Let's solve the system of equations:
From equation 3, we can rewrite it as:
0.08x = 0.24y
Simplifying the equation, we get:
x = 3y (equation 4)
Now we can substitute equation 4 into equations 1 and 2:
Substituting x = 3y into equation 1, we get:
3y + y + z = 63000
4y + z = 63000 (equation 5)
Substituting x = 3y into equation 2, we get:
0.08(3y) + 0.06y + 0.09z = 4950
0.24y + 0.06y + 0.09z = 4950
0.30y + 0.09z = 4950 (equation 6)
Now we have two equations (equations 5 and 6) with two unknowns (y and z) that we can solve.
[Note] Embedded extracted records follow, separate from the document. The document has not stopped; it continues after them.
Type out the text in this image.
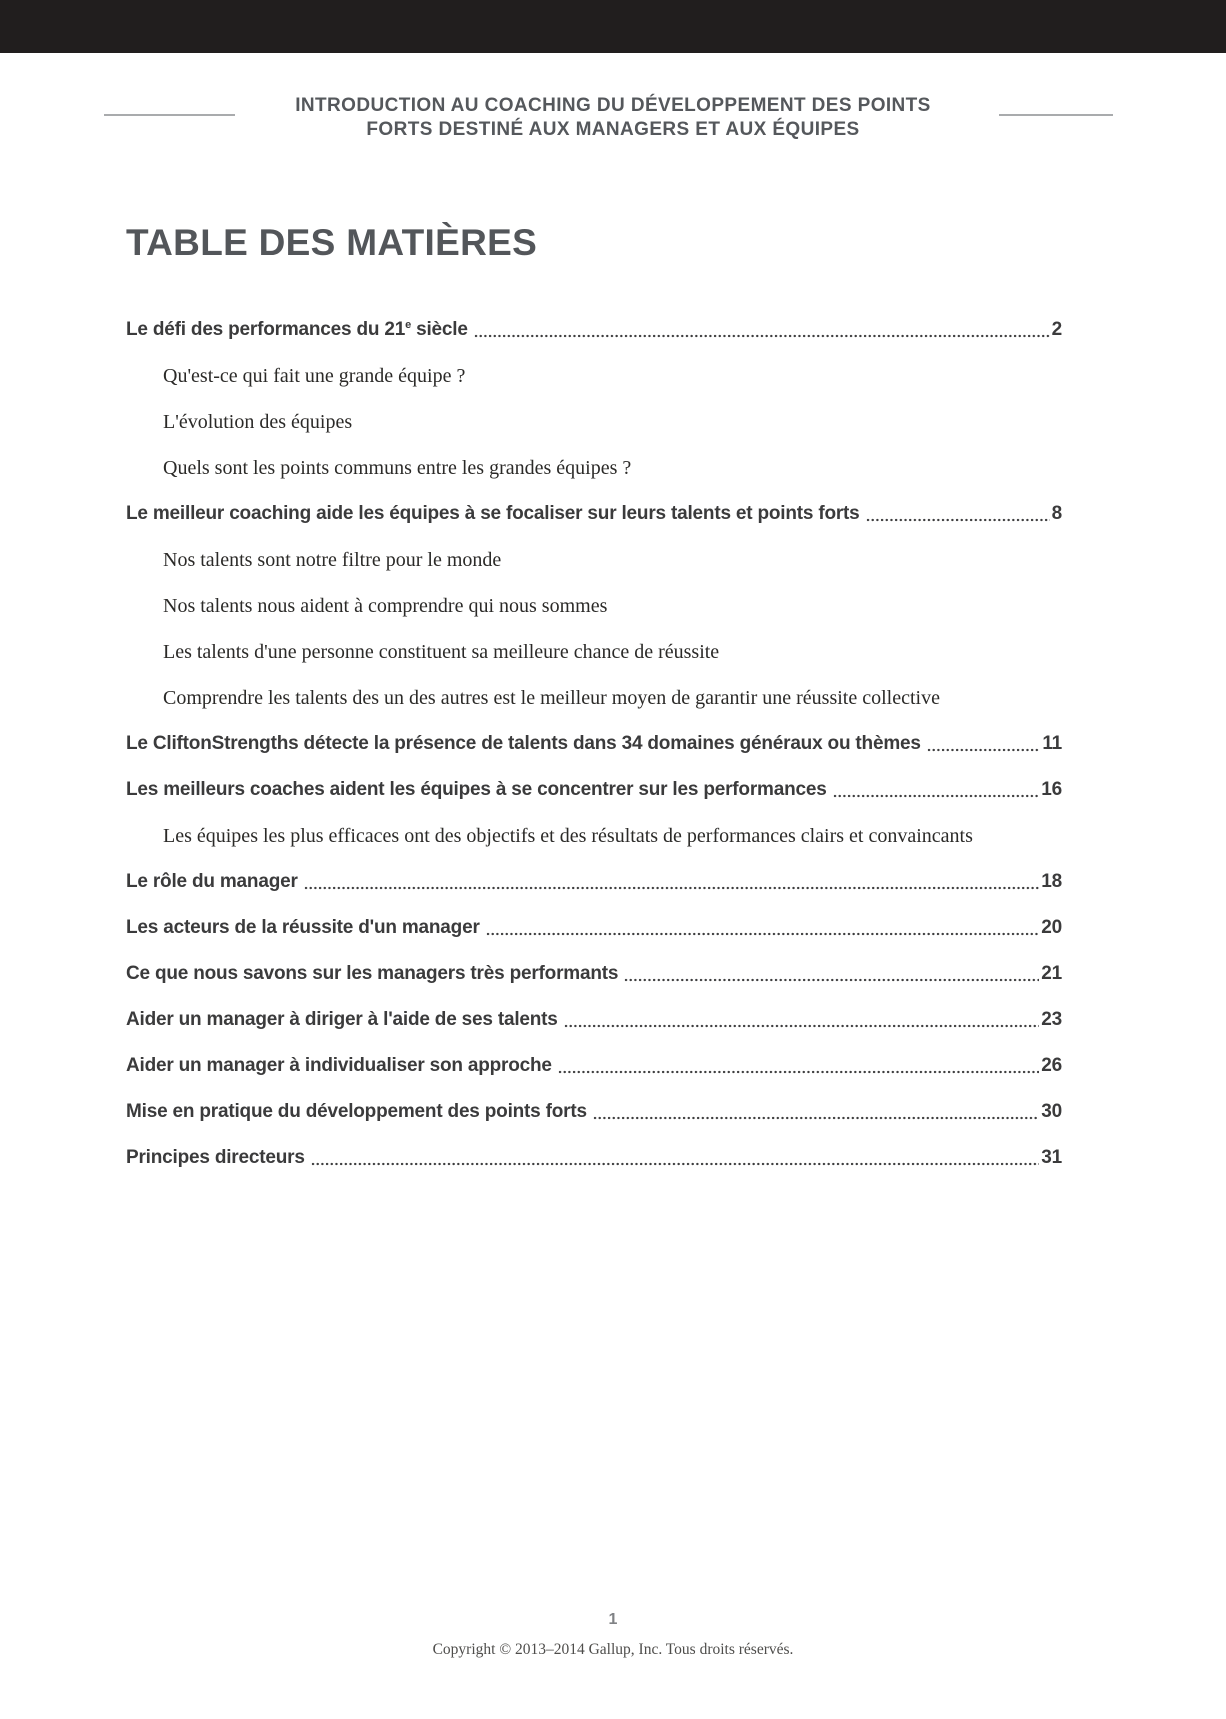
INTRODUCTION AU COACHING DU DÉVELOPPEMENT DES POINTS
FORTS DESTINÉ AUX MANAGERS ET AUX ÉQUIPES
TABLE DES MATIÈRES
Le défi des performances du 21e siècle	2
Qu'est-ce qui fait une grande équipe ?
L'évolution des équipes
Quels sont les points communs entre les grandes équipes ?
Le meilleur coaching aide les équipes à se focaliser sur leurs talents et points forts	8
Nos talents sont notre filtre pour le monde
Nos talents nous aident à comprendre qui nous sommes
Les talents d'une personne constituent sa meilleure chance de réussite
Comprendre les talents des un des autres est le meilleur moyen de garantir une réussite collective
Le CliftonStrengths détecte la présence de talents dans 34 domaines généraux ou thèmes	11
Les meilleurs coaches aident les équipes à se concentrer sur les performances	16
Les équipes les plus efficaces ont des objectifs et des résultats de performances clairs et convaincants
Le rôle du manager	18
Les acteurs de la réussite d'un manager	20
Ce que nous savons sur les managers très performants	21
Aider un manager à diriger à l'aide de ses talents	23
Aider un manager à individualiser son approche	26
Mise en pratique du développement des points forts	30
Principes directeurs	31
1
Copyright © 2013–2014 Gallup, Inc. Tous droits réservés.
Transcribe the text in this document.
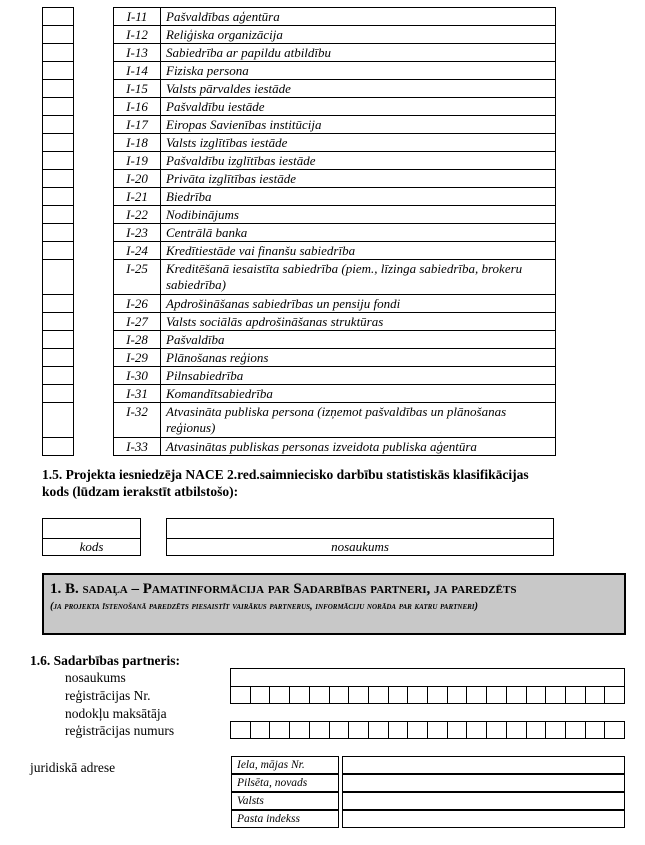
I-11	Pašvaldības aģentūra
I-12	Reliģiska organizācija
I-13	Sabiedrība ar papildu atbildību
I-14	Fiziska persona
I-15	Valsts pārvaldes iestāde
I-16	Pašvaldību iestāde
I-17	Eiropas Savienības institūcija
I-18	Valsts izglītības iestāde
I-19	Pašvaldību izglītības iestāde
I-20	Privāta izglītības iestāde
I-21	Biedrība
I-22	Nodibinājums
I-23	Centrālā banka
I-24	Kredītiestāde vai finanšu sabiedrība
I-25	Kreditēšanā iesaistīta sabiedrība (piem., līzinga sabiedrība, brokeru sabiedrība)
I-26	Apdrošināšanas sabiedrības un pensiju fondi
I-27	Valsts sociālās apdrošināšanas struktūras
I-28	Pašvaldība
I-29	Plānošanas reģions
I-30	Pilnsabiedrība
I-31	Komandītsabiedrība
I-32	Atvasināta publiska persona (izņemot pašvaldības un plānošanas reģionus)
I-33	Atvasinātas publiskas personas izveidota publiska aģentūra
1.5. Projekta iesniedzēja NACE 2.red.saimniecisko darbību statistiskās klasifikācijas
kods (lūdzam ierakstīt atbilstošo):
kods	nosaukums
1. B. sadaļa – Pamatinformācija par Sadarbības partneri, ja paredzēts
(ja projekta īstenošanā paredzēts piesaistīt vairākus partnerus, informāciju norāda par katru partneri)
1.6. Sadarbības partneris:
nosaukums
reģistrācijas Nr.
nodokļu maksātāja
reģistrācijas numurs
juridiskā adrese	Iela, mājas Nr.
Pilsēta, novads
Valsts
Pasta indekss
From equation 5, we can solve for z:
z = 63000 - 4y (equation 7)
Substituting equation 7 into equation 6, we get:
0.30y + 0.09(63000 - 4y) = 4950
0.30y + 5670 - 0.36y = 4950
-0.06y = -720
y = -720 / -0.06
y = 12000
Now we can substitute the value of y back into equation 7 to solve for z:
z = 63000 - 4(12000)
z = 63000 - 48000
z = 15000
Finally, we can substitute the values of y and z into equation 4 to solve for x:
x = 3(12000)
x = 36000
Therefore, the amounts of the three parts of the investment are $36,000 for the first part, $12,000 for the second part, and $15,000 for the third part.